Q: How would you describe the ideal self-tape? Are there any nonnegotiables?
An ideal self-tape offers an opportunity for me to get to know an actor, even if I haven’t seen them physically in the room. Especially now, [with] so much of our self-taping occurring virtually, I don’t necessarily have the opportunity to really dive in and get to know the scope of the actor’s work. An ideal self-tape gives me a glimpse of the depth of what an actor can do, even within the confines of the material that we send them.
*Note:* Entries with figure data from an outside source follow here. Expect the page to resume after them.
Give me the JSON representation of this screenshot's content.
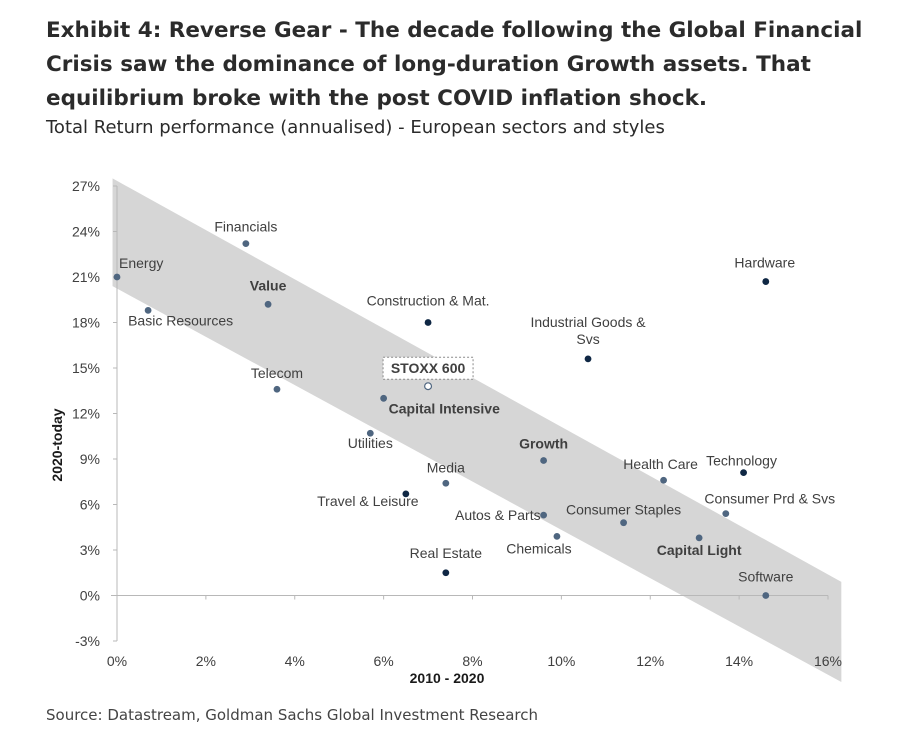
{
  "title": "Exhibit 4: Reverse Gear - The decade following the Global Financial Crisis saw the dominance of long-duration Growth assets. That equilibrium broke with the post COVID inflation shock.",
  "subtitle": "Total Return performance (annualised) - European sectors and styles",
  "source": "Source: Datastream, Goldman Sachs Global Investment Research",
  "colors": {
    "band": "#d6d6d6",
    "point_sector": "#4f6680",
    "point_style": "#0f2744",
    "axis": "#b8b8b8",
    "text": "#404040"
  },
  "chart_data": {
    "type": "scatter",
    "title": "Total Return performance (annualised) - European sectors and styles",
    "xlabel": "2010 - 2020",
    "ylabel": "2020-today",
    "xlim": [
      0,
      16
    ],
    "ylim": [
      -3,
      27
    ],
    "xticks": [
      0,
      2,
      4,
      6,
      8,
      10,
      12,
      14,
      16
    ],
    "yticks": [
      -3,
      0,
      3,
      6,
      9,
      12,
      15,
      18,
      21,
      24,
      27
    ],
    "xtick_labels": [
      "0%",
      "2%",
      "4%",
      "6%",
      "8%",
      "10%",
      "12%",
      "14%",
      "16%"
    ],
    "ytick_labels": [
      "-3%",
      "0%",
      "3%",
      "6%",
      "9%",
      "12%",
      "15%",
      "18%",
      "21%",
      "24%",
      "27%"
    ],
    "band": {
      "upper": [
        [
          -0.1,
          27.5
        ],
        [
          16.3,
          0.9
        ]
      ],
      "lower": [
        [
          -0.1,
          20.4
        ],
        [
          16.3,
          -5.7
        ]
      ]
    },
    "points": [
      {
        "label": "Energy",
        "x": 0.0,
        "y": 21.0,
        "bold": false,
        "dark": false
      },
      {
        "label": "Basic Resources",
        "x": 0.7,
        "y": 18.8,
        "bold": false,
        "dark": false
      },
      {
        "label": "Financials",
        "x": 2.9,
        "y": 23.2,
        "bold": false,
        "dark": false
      },
      {
        "label": "Value",
        "x": 3.4,
        "y": 19.2,
        "bold": true,
        "dark": false
      },
      {
        "label": "Telecom",
        "x": 3.6,
        "y": 13.6,
        "bold": false,
        "dark": false
      },
      {
        "label": "Construction & Mat.",
        "x": 7.0,
        "y": 18.0,
        "bold": false,
        "dark": true
      },
      {
        "label": "STOXX 600",
        "x": 7.0,
        "y": 13.8,
        "bold": true,
        "dark": false,
        "hollow": true,
        "boxed": true
      },
      {
        "label": "Capital Intensive",
        "x": 6.0,
        "y": 13.0,
        "bold": true,
        "dark": false
      },
      {
        "label": "Utilities",
        "x": 5.7,
        "y": 10.7,
        "bold": false,
        "dark": false
      },
      {
        "label": "Media",
        "x": 7.4,
        "y": 7.4,
        "bold": false,
        "dark": false
      },
      {
        "label": "Travel & Leisure",
        "x": 6.5,
        "y": 6.7,
        "bold": false,
        "dark": true
      },
      {
        "label": "Real Estate",
        "x": 7.4,
        "y": 1.5,
        "bold": false,
        "dark": true
      },
      {
        "label": "Industrial Goods & Svs",
        "x": 10.6,
        "y": 15.6,
        "bold": false,
        "dark": true
      },
      {
        "label": "Growth",
        "x": 9.6,
        "y": 8.9,
        "bold": true,
        "dark": false
      },
      {
        "label": "Autos & Parts",
        "x": 9.6,
        "y": 5.3,
        "bold": false,
        "dark": false
      },
      {
        "label": "Chemicals",
        "x": 9.9,
        "y": 3.9,
        "bold": false,
        "dark": false
      },
      {
        "label": "Consumer Staples",
        "x": 11.4,
        "y": 4.8,
        "bold": false,
        "dark": false
      },
      {
        "label": "Health Care",
        "x": 12.3,
        "y": 7.6,
        "bold": false,
        "dark": false
      },
      {
        "label": "Capital Light",
        "x": 13.1,
        "y": 3.8,
        "bold": true,
        "dark": false
      },
      {
        "label": "Technology",
        "x": 14.1,
        "y": 8.1,
        "bold": false,
        "dark": true
      },
      {
        "label": "Consumer Prd & Svs",
        "x": 13.7,
        "y": 5.4,
        "bold": false,
        "dark": false
      },
      {
        "label": "Hardware",
        "x": 14.6,
        "y": 20.7,
        "bold": false,
        "dark": true
      },
      {
        "label": "Software",
        "x": 14.6,
        "y": 0.0,
        "bold": false,
        "dark": false
      }
    ]
  }
}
I want a self-tape that looks like the actor who is going to show up on set; sounds like the actor who is going to show up on set; and gives us a little sense of who this actor is, how they’re going to work, and how they’re going to fit into the greater scheme of our creative team and full cast. Though sometimes it provides just a little bit of material, I have to learn a lot from that initial self-tape. So for me, an ideal self-tape is the beginning of the story—the beginning of the conversation with the actor in this role—and it gives me a full sense of what I’ll be getting if we hire the actor.
I don’t have a nonnegotiable element. Perhaps, in the broadest sense, I want you to use the material I sent; I want it to be appropriate for what we’re working on. That’s really it. Even when we get it, and if you have an issue and need an extra day, ask—we may be flexible. Or I might say the team is going to review everything on Friday morning and make an offer Friday afternoon, so, no, you can’t have the weekend. But at least you can ask, and we can give you that information.
We really don’t have nonnegotiables. We’re here to elevate the actor, amplify those voices, and be supportive. I know it’s cheesy and every casting director says this, but we really are there to champion them.